Le CNUCED annonce une chute de 42% des IDE en 2020

Le CNUCED annonce une chute de 42% des IDE en 2020

Les investissements directs étrangers (IDE) se sont effondrés de 42% en 2020 dans le monde, a révélé ce dimanche la Conférence des Nations unies sur le commerce et le développement (CNUCED).

Les IDE ont donc chuté de 42% pour se retrouver à environ 859 milliards de dollars contre 1,5 billion de dollars en 2019, selon les statistiques rendues publiques par la CNUCED dans son 38ème rapport «Global Investment Trends Monitor».

En 2020, les IDE ont terminé à plus de 30% en dessous du creux de la crise financière mondiale de 2009, fait observer l’organisme de l’ONU, précisant que la baisse s’est concentrée dans les pays développés, où les flux des IDE ont chuté de 69% pour s’établir à environ 229 milliards de dollars et les flux vers l’Europe sont tombés dans le rouge. «Une forte baisse a été également enregistrée aux États-Unis (-49%) à 134 milliards de dollars», lit-on dans le document.

Les flux des IDE dans les économies en développement affichent une légère baisse de 12% atteignant un montant estimé à 616 milliards de dollars.

La part des économies en développement dans les IDE mondiaux a atteint 72%, soit la part la plus élevée jamais enregistrée. “La chute des flux des IDE entre les régions en développement a été inégale, avec -37% en Amérique latine et dans les Caraïbes, -18% en Afrique et -4% Asie”.

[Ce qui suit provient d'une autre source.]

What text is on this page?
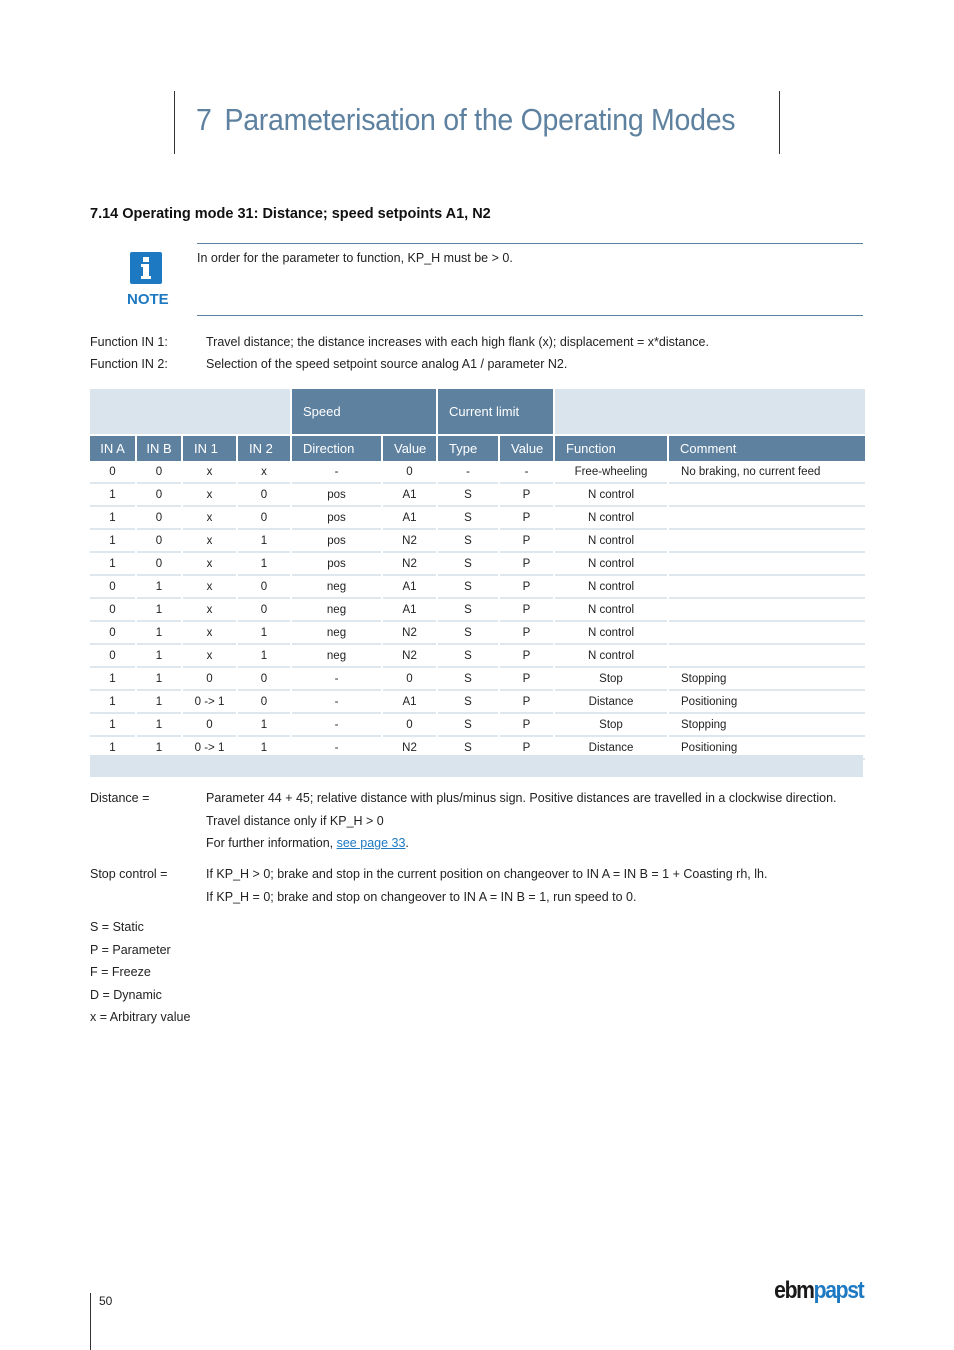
7 Parameterisation of the Operating Modes
7.14 Operating mode 31: Distance; speed setpoints A1, N2
NOTE
In order for the parameter to function, KP_H must be > 0.
Function IN 1:	Travel distance; the distance increases with each high flank (x); displacement = x*distance.
Function IN 2:	Selection of the speed setpoint source analog A1 / parameter N2.
				Speed		Current limit			
IN A	IN B	IN 1	IN 2	Direction	Value	Type	Value	Function	Comment
0	0	x	x	-	0	-	-	Free-wheeling	No braking, no current feed
1	0	x	0	pos	A1	S	P	N control	
1	0	x	0	pos	A1	S	P	N control	
1	0	x	1	pos	N2	S	P	N control	
1	0	x	1	pos	N2	S	P	N control	
0	1	x	0	neg	A1	S	P	N control	
0	1	x	0	neg	A1	S	P	N control	
0	1	x	1	neg	N2	S	P	N control	
0	1	x	1	neg	N2	S	P	N control	
1	1	0	0	-	0	S	P	Stop	Stopping
1	1	0 -> 1	0	-	A1	S	P	Distance	Positioning
1	1	0	1	-	0	S	P	Stop	Stopping
1	1	0 -> 1	1	-	N2	S	P	Distance	Positioning
Distance =	Parameter 44 + 45; relative distance with plus/minus sign. Positive distances are travelled in a clockwise direction.
Travel distance only if KP_H > 0
For further information, see page 33.
Stop control =	If KP_H > 0; brake and stop in the current position on changeover to IN A = IN B = 1 + Coasting rh, lh.
If KP_H = 0; brake and stop on changeover to IN A = IN B = 1, run speed to 0.
S = Static
P = Parameter
F = Freeze
D = Dynamic
x = Arbitrary value
50	ebmpapst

Par ailleurs, les flux des fonds vers les économies en transition ont diminué de 77% pour s’établir à 13 milliards de dollars.

L’année 2021 ne sera pas non plus favorable aux IDE dans le monde, prévient la CNUCED. «Pour 2021, ces flux vont rester faibles et les pays en voie de développement devraient même afficher un fort affaissement de ce pilier crucial pour leur croissance», a-t-elle mise en garde. L’agence prévoit une nouvelle baisse de 5 à 10% par rapport à l’année 2020.

«La vraie reprise va démarrer en 2022», a déclaré James Zhan, directeur de la division de l’investissement et des entreprises à la CNUCED. Il ajoute que «les perspectives pour 2021 pour les pays en voie de développement sont une source de profonde inquiétude».